Here is an example (run ST630E04) containing excerpts from four separate Performance Toolkit screens showing values changing by the expected amount at the expected time. Specific data is extracted from these screens:
- Performance Toolkit SYSSUMLG screen (FCX225)
- Performance Toolkit PAGELOG screen (FCX143)
- Performance Toolkit AVAILLOG screen (FCX254)
- Performance Toolkit SXSUTIL screen (FCX264)
-------------------------------------------------
FCX225 FCX143 FCX254 FCX264
-------------------------------------------------
DPA SXS
Interval Pct Pagable <Available> Total
End Time Busy Frames <2GB >2GB Pages
------------------------------------------------- Start with 12G
12:35:04 54.9 3107978 780 1451 524287 Workload paging
12:35:34 73.8 3107980 299 139 524287 <100% cpu
12:36:03 81.6 3107981 425 2860 524287
12:36:34 79.6 3107985 97 1073 524287
12:37:03 79.0 3107986 29 28 524287
12:37:34 75.9 3107986 390 163 524287
12:38:03 78.7 3107990 191 50 524287
------------------------------------------------- Add 18G
12:38:33 93.2 6933542 66 2476k 524287 Immediate
12:39:03 100.1 6933542 73 2475k 524287 Initialization
12:39:33 99.9 6933542 76 2474k 524287 satisfies the
12:40:03 99.9 6933542 88 2474k 524287 workload need
12:40:33 99.9 6933542 96 2474k 524287
12:41:03 99.9 6933542 99 2474k 524287
12:41:33 99.9 6933542 100 2474k 524287
12:42:03 99.9 6933542 100 2474k 524287
12:42:33 99.9 6933542 100 2474k 524287
12:43:03 99.9 6933542 100 2474k 524287
12:43:33 99.9 6933542 101 2474k 524287
12:44:03 99.9 6933541 100 2474k 524287
12:44:33 99.9 6933541 109 2474k 524287
12:45:03 99.9 6933541 109 2474k 524287
12:45:33 99.9 6933541 109 2474k 524287
12:46:03 99.9 6933541 109 2474k 524287
------------------------------------------------- Workload End
12:46:33 17.0 7789646 109 3330k 524287 Init resumes
12:47:03 .0 7789646 109 3330k 524287
----------------------------------------------- Init completes
16G Steady State Workload
Results for steady state measurements of the 16G workload in 30G of real storage were nearly identical whether the storage configuration was available at IPL or the storage configuration was dynamically created with SET STORAGE commands. Because they were nearly identical, no specific results are included here.
z/VM 5.4 Guest Evaluation
The four separate z/VM 5.4 guest evaluations produced results consistent with the results described for z/VM 5.4 in an LPAR, so no specific results are included here.
Elapsed Time Needed to Process a SET STORAGE Command
Although no formal data was collected, the time to execute a SET STORAGE command is affected by the amount of standby storage and the percentage of standby storage that is being added.

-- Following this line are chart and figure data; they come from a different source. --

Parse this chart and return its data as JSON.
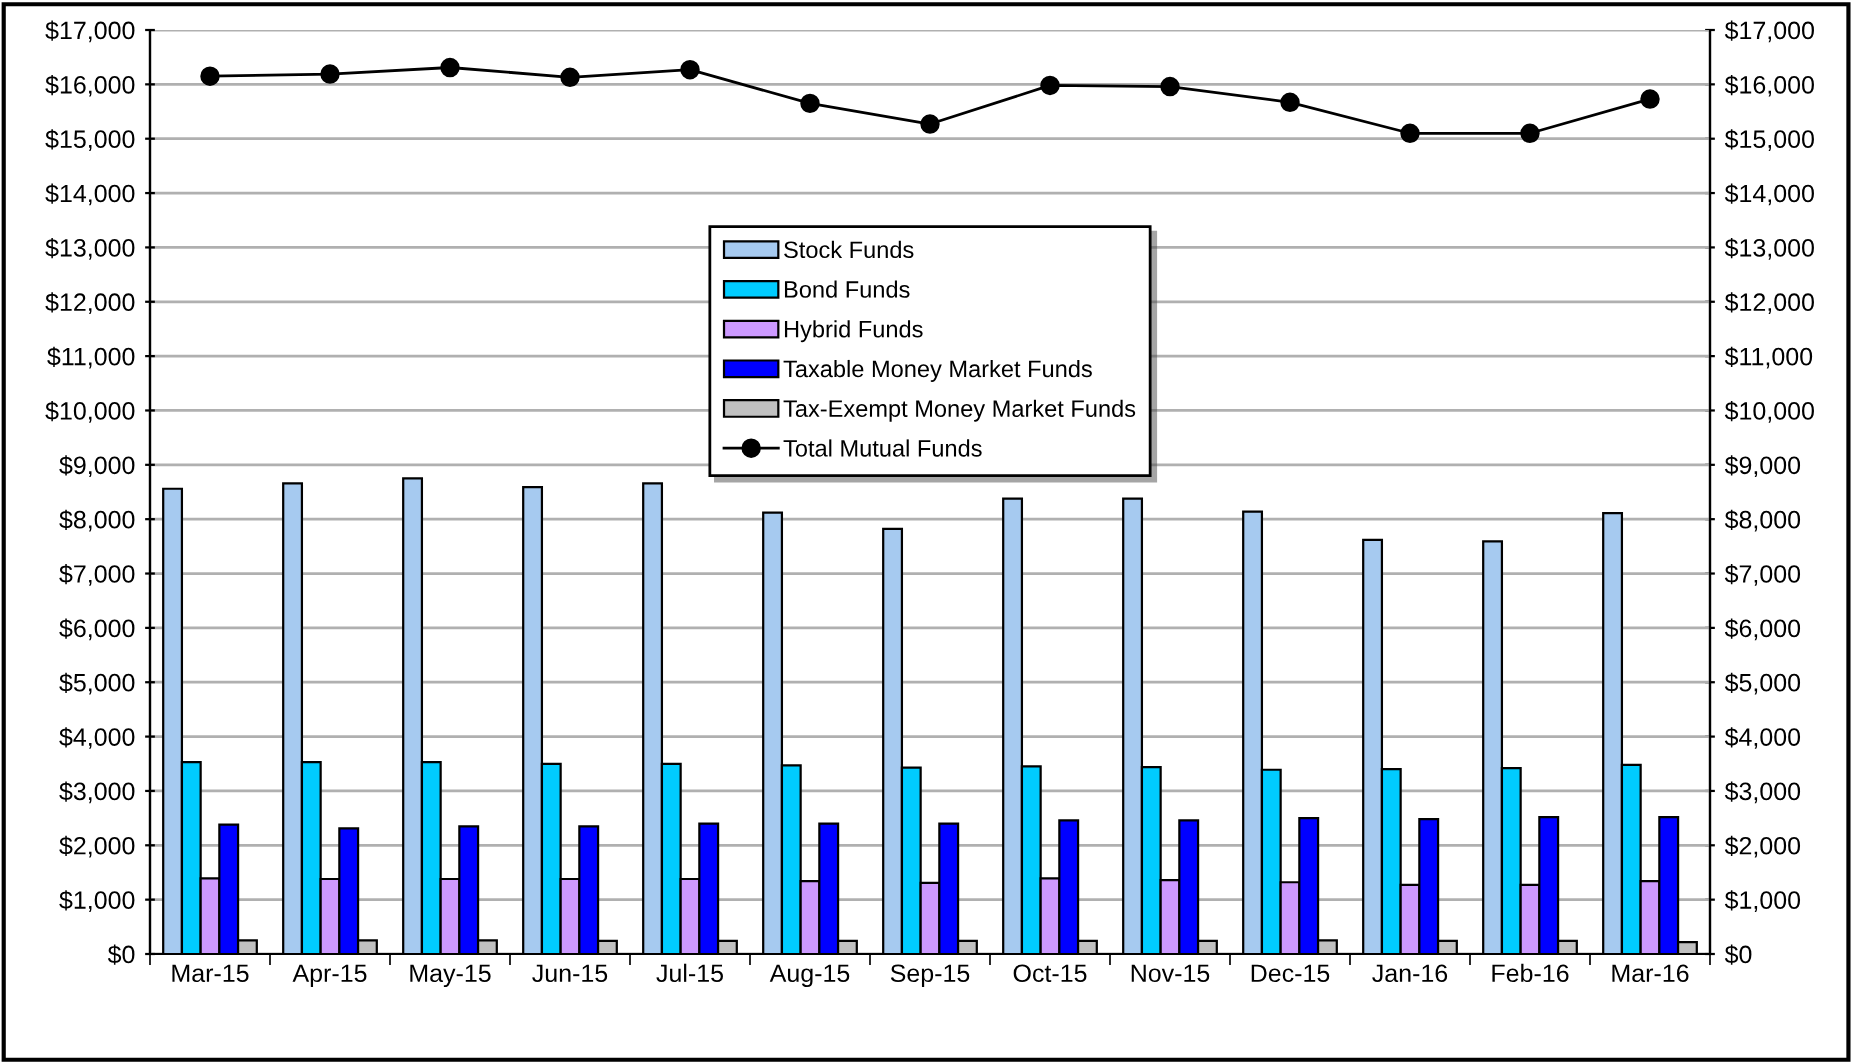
{
  "chart_data": {
    "type": "bar",
    "categories": [
      "Mar-15",
      "Apr-15",
      "May-15",
      "Jun-15",
      "Jul-15",
      "Aug-15",
      "Sep-15",
      "Oct-15",
      "Nov-15",
      "Dec-15",
      "Jan-16",
      "Feb-16",
      "Mar-16"
    ],
    "series": [
      {
        "name": "Stock Funds",
        "color": "#a6caf0",
        "values": [
          8560,
          8660,
          8750,
          8590,
          8660,
          8120,
          7820,
          8380,
          8380,
          8140,
          7620,
          7590,
          8110
        ]
      },
      {
        "name": "Bond Funds",
        "color": "#00ccff",
        "values": [
          3530,
          3530,
          3530,
          3500,
          3500,
          3470,
          3430,
          3450,
          3440,
          3390,
          3400,
          3420,
          3480
        ]
      },
      {
        "name": "Hybrid Funds",
        "color": "#cc99ff",
        "values": [
          1390,
          1380,
          1380,
          1380,
          1380,
          1340,
          1310,
          1390,
          1360,
          1320,
          1270,
          1270,
          1340
        ]
      },
      {
        "name": "Taxable Money Market Funds",
        "color": "#0000ff",
        "values": [
          2380,
          2310,
          2350,
          2350,
          2400,
          2400,
          2400,
          2460,
          2460,
          2500,
          2480,
          2520,
          2520
        ]
      },
      {
        "name": "Tax-Exempt Money Market Funds",
        "color": "#c0c0c0",
        "values": [
          250,
          250,
          250,
          240,
          240,
          240,
          240,
          240,
          240,
          250,
          240,
          240,
          220
        ]
      },
      {
        "name": "Total Mutual Funds",
        "type": "line",
        "color": "#000000",
        "marker": "circle",
        "values": [
          16150,
          16190,
          16310,
          16130,
          16270,
          15650,
          15270,
          15980,
          15960,
          15670,
          15100,
          15100,
          15730
        ]
      }
    ],
    "ylim": [
      0,
      17000
    ],
    "yticks": [
      {
        "value": 0,
        "label": "$0"
      },
      {
        "value": 1000,
        "label": "$1,000"
      },
      {
        "value": 2000,
        "label": "$2,000"
      },
      {
        "value": 3000,
        "label": "$3,000"
      },
      {
        "value": 4000,
        "label": "$4,000"
      },
      {
        "value": 5000,
        "label": "$5,000"
      },
      {
        "value": 6000,
        "label": "$6,000"
      },
      {
        "value": 7000,
        "label": "$7,000"
      },
      {
        "value": 8000,
        "label": "$8,000"
      },
      {
        "value": 9000,
        "label": "$9,000"
      },
      {
        "value": 10000,
        "label": "$10,000"
      },
      {
        "value": 11000,
        "label": "$11,000"
      },
      {
        "value": 12000,
        "label": "$12,000"
      },
      {
        "value": 13000,
        "label": "$13,000"
      },
      {
        "value": 14000,
        "label": "$14,000"
      },
      {
        "value": 15000,
        "label": "$15,000"
      },
      {
        "value": 16000,
        "label": "$16,000"
      },
      {
        "value": 17000,
        "label": "$17,000"
      }
    ],
    "y2lim": [
      0,
      17000
    ],
    "y2ticks": [
      {
        "value": 0,
        "label": "$0"
      },
      {
        "value": 1000,
        "label": "$1,000"
      },
      {
        "value": 2000,
        "label": "$2,000"
      },
      {
        "value": 3000,
        "label": "$3,000"
      },
      {
        "value": 4000,
        "label": "$4,000"
      },
      {
        "value": 5000,
        "label": "$5,000"
      },
      {
        "value": 6000,
        "label": "$6,000"
      },
      {
        "value": 7000,
        "label": "$7,000"
      },
      {
        "value": 8000,
        "label": "$8,000"
      },
      {
        "value": 9000,
        "label": "$9,000"
      },
      {
        "value": 10000,
        "label": "$10,000"
      },
      {
        "value": 11000,
        "label": "$11,000"
      },
      {
        "value": 12000,
        "label": "$12,000"
      },
      {
        "value": 13000,
        "label": "$13,000"
      },
      {
        "value": 14000,
        "label": "$14,000"
      },
      {
        "value": 15000,
        "label": "$15,000"
      },
      {
        "value": 16000,
        "label": "$16,000"
      },
      {
        "value": 17000,
        "label": "$17,000"
      }
    ],
    "grid": "y",
    "legend": "top"
  }
}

The largest amount of time generally occurs on the first SET STORAGE command when there is a large amount of standby storage and a small percentage of the standby storage is added.
Summary and Conclusions
On system configurations with identical storage sizes, results are nearly identical whether the storage was all available at IPL or was achieved by a series of SET STORAGE commands.
When storage is added to a paging workload, paging subsystem transitions matched the expectation of the workload characteristics and the updated storage configuration.

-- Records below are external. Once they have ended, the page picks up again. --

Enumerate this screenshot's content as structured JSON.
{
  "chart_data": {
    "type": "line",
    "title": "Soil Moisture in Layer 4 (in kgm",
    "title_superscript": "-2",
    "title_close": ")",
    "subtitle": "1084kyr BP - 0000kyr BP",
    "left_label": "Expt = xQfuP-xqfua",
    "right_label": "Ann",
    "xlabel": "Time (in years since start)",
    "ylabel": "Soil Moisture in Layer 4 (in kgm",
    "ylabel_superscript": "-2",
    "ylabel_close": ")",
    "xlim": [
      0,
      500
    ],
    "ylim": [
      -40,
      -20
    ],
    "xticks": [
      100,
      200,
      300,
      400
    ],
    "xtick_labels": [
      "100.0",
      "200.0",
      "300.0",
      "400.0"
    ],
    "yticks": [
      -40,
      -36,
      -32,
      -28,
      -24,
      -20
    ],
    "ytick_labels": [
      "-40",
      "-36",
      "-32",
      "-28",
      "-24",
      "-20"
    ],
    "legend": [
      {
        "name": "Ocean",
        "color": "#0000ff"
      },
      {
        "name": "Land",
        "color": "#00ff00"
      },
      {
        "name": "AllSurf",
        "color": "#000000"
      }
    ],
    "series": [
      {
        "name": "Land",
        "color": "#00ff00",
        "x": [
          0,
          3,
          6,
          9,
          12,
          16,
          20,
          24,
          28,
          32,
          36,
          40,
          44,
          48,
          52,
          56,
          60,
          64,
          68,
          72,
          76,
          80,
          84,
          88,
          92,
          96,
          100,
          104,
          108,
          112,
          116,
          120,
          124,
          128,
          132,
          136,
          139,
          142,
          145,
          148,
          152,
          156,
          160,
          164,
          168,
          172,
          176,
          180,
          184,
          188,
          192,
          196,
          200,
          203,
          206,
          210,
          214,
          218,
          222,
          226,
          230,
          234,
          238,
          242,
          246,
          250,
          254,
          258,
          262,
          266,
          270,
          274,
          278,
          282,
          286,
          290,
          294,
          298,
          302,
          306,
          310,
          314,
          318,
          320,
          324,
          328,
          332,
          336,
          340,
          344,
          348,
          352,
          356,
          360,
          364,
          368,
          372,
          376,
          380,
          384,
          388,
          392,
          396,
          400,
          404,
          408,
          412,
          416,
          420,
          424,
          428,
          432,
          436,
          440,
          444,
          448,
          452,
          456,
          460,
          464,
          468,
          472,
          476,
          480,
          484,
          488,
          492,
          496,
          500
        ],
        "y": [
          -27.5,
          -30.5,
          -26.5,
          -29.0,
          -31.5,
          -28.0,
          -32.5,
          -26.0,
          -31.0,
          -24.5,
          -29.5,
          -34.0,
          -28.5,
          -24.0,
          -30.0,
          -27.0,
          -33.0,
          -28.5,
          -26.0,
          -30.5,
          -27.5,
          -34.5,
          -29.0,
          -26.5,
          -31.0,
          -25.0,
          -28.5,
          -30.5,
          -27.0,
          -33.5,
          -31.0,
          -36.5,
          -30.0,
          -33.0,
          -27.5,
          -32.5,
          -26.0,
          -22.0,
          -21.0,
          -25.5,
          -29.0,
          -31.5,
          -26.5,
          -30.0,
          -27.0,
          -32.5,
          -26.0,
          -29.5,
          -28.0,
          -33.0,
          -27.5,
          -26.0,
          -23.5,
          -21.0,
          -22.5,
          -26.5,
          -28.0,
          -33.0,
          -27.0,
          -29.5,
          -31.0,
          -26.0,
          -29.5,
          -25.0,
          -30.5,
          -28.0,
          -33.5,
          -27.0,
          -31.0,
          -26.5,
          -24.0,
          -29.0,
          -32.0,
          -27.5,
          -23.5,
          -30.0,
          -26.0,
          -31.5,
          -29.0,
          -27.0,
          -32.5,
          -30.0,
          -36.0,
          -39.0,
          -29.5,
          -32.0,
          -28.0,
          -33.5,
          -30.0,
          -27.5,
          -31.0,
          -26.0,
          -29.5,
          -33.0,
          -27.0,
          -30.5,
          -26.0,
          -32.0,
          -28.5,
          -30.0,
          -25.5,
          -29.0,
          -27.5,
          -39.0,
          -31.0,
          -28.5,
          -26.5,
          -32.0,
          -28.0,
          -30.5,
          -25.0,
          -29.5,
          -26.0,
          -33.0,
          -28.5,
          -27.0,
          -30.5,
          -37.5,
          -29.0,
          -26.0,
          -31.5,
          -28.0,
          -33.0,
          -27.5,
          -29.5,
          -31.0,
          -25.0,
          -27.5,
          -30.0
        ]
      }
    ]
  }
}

CP monitor data and Performance Toolkit for VM provide the expected information relative to the standby and reserved storage transitions.
The QUERY command provided the expected information relative to standby and reserved storage.
Storage added by the SET STORAGE command will be initialized only when storage is needed to satisfy demand or the system enters a wait state.
A z/VM 5.4 guest of z/VM 5.4 reacted as expected with dynamic memory changes.